More recharging and refuelling stations for alternative fuels will be deployed in the coming years across Europe enabling the transport sector to significantly reduce its carbon footprint following today’s adoption on the alternative fuel infrastructure regulation (AFIR).
“The new law is a milestone of our ‘Fit for 55’ policy providing for more public recharging capacity on the streets in cities and along the motorways across Europe”, said Raquel Sánchez Jiménez, Spanish Minister of Transport, Mobility and Urban Agenda.
And she adds: “We are optimistic that in the near future, citizens will be able to charge their electric cars as easily as they do today in traditional petrol stations.”
Main deployment targets for 2025 and 2030
The text of the regulation provides for specific deployment targets that will have to be met in 2025 or 2030, in particular:
- From 2025 onwards, fast recharging stations of at least 150kW for cars and vans need to be installed every 60 km along the EU’s main transport corridors, the so-called ‘trans-European transport (TEN-T) network’
- Recharging stations for heavy-duty vehicles with a minimum output of 350kW need to be deployed every 60 km along the TEN-T core network, and every 100 km on the larger TEN-T comprehensive network from 2025 onwards, with complete network coverage by 2030
- Hydrogen refuelling stations serving both cars and lorries must be deployed from 2030 onwards in all urban nodes and every 200 km along the TEN-T core network
- Maritime ports welcoming a minimum number of large passenger vessels, or container vessels, must provide shore-side electricity for such vessels by 2030
- Airports must provide electricity to stationary aircraft at all gates by 2025, and at all remote stands by 2030
- Users of electric or hydrogen-fuelled vehicles must be able to pay easily at recharging or refuelling points with payment cards or contactless devices and without a need for a subscription and in full price transparency
- Operators of recharging or refuelling points must provide consumers full information through electronic means on the availability, waiting time or price at different stations
Following today’s formal adoption by the Council, the new regulation will be published in the EU’s official journal after the summer and will enter into force the twentieth day after this publication.
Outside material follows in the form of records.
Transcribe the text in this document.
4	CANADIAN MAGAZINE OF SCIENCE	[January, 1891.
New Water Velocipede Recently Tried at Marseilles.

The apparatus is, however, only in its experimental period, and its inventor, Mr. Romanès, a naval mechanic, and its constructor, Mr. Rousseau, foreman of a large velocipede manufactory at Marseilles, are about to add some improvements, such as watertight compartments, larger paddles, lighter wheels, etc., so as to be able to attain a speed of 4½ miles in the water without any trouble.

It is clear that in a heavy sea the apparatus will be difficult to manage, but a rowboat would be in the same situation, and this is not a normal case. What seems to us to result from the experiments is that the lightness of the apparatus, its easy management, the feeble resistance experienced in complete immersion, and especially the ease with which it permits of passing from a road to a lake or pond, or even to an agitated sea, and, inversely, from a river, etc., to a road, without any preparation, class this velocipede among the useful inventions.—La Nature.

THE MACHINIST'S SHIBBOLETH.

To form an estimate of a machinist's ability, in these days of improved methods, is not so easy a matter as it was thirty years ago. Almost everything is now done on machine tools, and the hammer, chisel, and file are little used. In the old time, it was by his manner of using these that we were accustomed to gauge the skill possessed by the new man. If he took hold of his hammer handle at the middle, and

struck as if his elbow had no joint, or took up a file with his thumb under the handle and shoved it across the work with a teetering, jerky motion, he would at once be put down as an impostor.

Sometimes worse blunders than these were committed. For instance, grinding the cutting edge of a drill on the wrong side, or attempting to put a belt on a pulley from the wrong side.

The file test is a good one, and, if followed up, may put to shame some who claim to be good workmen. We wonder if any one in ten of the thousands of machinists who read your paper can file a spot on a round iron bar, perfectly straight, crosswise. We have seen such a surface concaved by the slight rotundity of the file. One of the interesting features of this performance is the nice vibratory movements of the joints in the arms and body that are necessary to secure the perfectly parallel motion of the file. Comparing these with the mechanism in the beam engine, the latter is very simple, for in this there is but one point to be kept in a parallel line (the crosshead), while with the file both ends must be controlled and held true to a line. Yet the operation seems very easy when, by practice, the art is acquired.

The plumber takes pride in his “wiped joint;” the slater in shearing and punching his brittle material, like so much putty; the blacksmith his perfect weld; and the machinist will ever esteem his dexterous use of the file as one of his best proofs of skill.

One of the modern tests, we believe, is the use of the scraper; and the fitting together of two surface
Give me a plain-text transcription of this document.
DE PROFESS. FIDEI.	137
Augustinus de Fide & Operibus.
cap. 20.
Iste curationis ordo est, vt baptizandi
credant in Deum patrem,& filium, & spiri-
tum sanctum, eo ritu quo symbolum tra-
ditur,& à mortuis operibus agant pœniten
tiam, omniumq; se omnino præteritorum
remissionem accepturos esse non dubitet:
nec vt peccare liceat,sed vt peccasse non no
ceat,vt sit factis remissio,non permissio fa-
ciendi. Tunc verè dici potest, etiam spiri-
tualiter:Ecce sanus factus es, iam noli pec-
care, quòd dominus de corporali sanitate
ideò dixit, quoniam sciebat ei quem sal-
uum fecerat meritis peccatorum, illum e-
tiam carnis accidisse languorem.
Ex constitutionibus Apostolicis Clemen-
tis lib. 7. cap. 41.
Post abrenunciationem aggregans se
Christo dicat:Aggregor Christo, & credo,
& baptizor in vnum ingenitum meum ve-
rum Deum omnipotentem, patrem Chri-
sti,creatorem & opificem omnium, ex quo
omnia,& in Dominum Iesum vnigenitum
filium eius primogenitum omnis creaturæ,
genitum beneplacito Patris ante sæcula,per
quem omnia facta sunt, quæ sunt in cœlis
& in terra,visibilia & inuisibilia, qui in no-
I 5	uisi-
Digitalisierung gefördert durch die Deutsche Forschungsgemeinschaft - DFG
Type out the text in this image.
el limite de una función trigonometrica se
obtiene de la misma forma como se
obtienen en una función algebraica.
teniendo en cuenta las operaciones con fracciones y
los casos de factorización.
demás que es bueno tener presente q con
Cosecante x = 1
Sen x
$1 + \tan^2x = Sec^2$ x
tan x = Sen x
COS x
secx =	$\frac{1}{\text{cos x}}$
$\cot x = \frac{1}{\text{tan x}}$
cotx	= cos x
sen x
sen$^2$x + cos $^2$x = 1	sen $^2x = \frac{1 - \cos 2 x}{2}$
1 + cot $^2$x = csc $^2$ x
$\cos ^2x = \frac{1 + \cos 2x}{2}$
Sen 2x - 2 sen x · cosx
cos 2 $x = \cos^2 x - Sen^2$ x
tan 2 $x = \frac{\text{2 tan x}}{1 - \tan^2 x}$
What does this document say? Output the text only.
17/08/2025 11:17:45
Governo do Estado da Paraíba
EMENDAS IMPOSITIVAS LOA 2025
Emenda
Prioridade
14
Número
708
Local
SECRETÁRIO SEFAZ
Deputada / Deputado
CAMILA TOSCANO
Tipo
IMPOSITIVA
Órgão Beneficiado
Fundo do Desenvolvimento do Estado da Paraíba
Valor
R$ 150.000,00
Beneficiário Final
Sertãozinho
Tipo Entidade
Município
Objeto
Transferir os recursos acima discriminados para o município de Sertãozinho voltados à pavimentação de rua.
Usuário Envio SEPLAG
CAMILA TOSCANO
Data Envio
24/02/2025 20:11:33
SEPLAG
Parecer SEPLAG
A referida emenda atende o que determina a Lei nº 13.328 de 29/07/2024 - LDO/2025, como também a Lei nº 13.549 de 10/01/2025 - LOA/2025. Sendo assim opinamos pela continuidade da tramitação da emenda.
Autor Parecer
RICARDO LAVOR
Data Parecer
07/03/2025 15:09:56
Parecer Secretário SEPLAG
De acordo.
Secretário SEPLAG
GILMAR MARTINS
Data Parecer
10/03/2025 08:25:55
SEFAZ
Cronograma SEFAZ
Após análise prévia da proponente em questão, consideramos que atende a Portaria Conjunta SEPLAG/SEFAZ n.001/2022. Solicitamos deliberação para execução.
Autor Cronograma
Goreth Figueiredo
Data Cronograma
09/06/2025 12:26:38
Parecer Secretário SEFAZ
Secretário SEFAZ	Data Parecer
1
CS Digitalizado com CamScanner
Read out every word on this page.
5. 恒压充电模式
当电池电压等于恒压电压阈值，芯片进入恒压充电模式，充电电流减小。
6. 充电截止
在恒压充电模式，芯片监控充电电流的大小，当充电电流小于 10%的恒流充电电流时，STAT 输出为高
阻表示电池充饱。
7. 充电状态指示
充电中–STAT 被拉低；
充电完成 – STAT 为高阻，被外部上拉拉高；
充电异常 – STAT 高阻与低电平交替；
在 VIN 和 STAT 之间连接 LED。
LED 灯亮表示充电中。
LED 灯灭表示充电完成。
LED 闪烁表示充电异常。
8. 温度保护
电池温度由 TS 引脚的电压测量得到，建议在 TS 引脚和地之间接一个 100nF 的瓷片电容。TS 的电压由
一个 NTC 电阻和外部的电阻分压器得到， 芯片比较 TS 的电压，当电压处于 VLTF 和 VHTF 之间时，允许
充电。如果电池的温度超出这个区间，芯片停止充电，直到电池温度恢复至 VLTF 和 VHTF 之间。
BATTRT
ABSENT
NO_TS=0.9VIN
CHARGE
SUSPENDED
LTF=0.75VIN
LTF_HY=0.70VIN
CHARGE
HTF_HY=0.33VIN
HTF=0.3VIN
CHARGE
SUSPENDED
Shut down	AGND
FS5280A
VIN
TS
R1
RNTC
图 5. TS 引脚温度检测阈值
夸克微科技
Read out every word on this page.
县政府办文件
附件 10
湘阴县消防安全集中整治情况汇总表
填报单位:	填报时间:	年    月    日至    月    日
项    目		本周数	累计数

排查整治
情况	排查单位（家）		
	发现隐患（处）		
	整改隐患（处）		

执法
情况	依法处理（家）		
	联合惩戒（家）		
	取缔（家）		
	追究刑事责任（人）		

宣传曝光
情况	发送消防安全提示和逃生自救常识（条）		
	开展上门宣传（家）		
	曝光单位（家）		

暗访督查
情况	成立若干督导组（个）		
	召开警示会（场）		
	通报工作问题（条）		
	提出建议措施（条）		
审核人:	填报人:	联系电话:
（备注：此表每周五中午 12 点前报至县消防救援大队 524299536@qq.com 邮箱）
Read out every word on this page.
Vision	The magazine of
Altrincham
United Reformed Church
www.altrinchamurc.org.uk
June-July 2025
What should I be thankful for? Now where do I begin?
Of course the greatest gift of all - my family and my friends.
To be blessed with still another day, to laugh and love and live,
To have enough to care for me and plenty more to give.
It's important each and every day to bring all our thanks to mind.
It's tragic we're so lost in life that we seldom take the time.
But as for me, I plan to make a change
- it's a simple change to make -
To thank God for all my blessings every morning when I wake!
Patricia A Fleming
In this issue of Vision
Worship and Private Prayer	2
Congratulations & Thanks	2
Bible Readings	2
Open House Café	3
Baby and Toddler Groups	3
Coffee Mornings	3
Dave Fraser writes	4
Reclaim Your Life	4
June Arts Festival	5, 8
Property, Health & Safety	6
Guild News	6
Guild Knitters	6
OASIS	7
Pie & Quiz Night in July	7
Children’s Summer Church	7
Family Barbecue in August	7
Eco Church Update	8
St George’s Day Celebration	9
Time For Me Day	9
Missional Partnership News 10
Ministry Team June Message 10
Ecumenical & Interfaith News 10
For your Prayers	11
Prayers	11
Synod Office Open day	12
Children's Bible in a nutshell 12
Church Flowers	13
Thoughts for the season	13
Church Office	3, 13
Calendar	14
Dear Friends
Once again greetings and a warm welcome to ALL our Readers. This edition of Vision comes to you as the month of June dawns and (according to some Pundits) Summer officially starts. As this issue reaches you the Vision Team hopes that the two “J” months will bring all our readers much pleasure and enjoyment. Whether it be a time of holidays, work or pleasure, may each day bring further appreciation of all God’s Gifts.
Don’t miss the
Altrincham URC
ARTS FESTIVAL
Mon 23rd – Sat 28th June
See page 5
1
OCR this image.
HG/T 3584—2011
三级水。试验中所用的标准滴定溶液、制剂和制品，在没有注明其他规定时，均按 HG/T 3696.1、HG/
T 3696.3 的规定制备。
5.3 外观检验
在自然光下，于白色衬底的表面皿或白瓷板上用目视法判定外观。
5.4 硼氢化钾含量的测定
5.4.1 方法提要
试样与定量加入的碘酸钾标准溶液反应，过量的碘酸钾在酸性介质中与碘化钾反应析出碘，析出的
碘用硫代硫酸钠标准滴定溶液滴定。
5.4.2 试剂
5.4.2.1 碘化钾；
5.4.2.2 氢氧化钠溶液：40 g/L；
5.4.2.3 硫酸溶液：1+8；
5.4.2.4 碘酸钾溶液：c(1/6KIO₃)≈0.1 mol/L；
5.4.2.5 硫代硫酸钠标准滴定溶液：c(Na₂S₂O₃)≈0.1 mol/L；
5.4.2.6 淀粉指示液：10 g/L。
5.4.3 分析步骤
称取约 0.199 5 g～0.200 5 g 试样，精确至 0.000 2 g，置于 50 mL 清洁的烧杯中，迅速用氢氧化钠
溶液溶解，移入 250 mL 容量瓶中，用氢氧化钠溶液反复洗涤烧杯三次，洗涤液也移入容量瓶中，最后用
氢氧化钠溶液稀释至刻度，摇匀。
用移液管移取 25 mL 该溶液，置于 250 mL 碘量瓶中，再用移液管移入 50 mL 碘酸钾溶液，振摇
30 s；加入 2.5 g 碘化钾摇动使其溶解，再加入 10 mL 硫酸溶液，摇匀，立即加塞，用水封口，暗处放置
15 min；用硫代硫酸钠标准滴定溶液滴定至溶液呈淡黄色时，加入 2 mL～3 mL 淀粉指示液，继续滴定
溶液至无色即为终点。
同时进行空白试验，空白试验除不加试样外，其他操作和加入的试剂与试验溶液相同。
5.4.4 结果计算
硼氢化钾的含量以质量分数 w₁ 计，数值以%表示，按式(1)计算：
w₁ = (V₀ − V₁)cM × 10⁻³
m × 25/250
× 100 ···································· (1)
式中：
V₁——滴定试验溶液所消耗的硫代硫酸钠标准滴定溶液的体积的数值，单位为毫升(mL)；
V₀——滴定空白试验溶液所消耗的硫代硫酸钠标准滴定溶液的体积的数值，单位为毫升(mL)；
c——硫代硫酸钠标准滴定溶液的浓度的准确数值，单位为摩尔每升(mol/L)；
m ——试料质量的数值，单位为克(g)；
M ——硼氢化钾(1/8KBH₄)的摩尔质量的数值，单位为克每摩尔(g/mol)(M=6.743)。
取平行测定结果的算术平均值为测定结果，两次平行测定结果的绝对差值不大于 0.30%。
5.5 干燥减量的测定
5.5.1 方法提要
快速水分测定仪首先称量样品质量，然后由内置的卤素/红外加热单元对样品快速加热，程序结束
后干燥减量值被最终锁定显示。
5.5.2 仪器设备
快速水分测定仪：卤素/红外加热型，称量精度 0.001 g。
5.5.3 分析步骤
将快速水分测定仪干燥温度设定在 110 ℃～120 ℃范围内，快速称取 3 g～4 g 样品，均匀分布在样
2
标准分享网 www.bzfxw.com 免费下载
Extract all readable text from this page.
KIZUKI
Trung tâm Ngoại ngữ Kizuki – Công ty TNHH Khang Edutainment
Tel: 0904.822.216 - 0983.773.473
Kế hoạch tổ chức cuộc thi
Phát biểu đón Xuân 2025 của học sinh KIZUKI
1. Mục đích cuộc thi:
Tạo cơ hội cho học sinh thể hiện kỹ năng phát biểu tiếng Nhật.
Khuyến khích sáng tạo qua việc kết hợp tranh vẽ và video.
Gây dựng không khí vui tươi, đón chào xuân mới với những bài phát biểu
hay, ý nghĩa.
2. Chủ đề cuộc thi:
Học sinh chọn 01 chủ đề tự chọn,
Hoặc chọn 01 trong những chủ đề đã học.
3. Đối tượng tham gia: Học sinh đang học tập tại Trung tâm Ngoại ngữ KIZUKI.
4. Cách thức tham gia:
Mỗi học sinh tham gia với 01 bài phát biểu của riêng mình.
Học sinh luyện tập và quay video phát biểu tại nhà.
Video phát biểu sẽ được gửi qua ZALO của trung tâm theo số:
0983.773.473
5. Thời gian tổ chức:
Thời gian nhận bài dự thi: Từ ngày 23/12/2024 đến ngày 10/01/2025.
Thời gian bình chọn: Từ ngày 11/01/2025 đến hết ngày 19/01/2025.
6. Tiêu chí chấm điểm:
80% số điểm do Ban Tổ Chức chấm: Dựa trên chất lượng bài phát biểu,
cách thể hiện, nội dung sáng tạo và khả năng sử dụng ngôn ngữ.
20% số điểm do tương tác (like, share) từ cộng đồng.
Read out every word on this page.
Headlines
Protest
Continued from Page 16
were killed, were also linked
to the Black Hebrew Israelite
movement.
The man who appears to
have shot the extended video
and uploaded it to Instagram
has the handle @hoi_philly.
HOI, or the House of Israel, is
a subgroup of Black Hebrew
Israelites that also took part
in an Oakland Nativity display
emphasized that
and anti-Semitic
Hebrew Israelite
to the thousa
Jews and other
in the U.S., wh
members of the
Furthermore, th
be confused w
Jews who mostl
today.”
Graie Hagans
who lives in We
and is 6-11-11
The new rules will apply from six months after the date of entry into force of the regulation.
The alternative fuels infrastructure regulation (AFIR) is part of the Fit for 55 package. Presented by the European Commission on 14 July 2021.
The package aims to enable the EU to reduce its net greenhouse gas emissions by at least 55% by 2030 compared to 1990 levels and to achieve climate neutrality in 2050.
On 2 June 2022, the Transport Council reached a general approach on the proposal and, following negotiations with the European Parliament, the two co-legislators reached a provisional agreement on the regulation on 28 March 2023.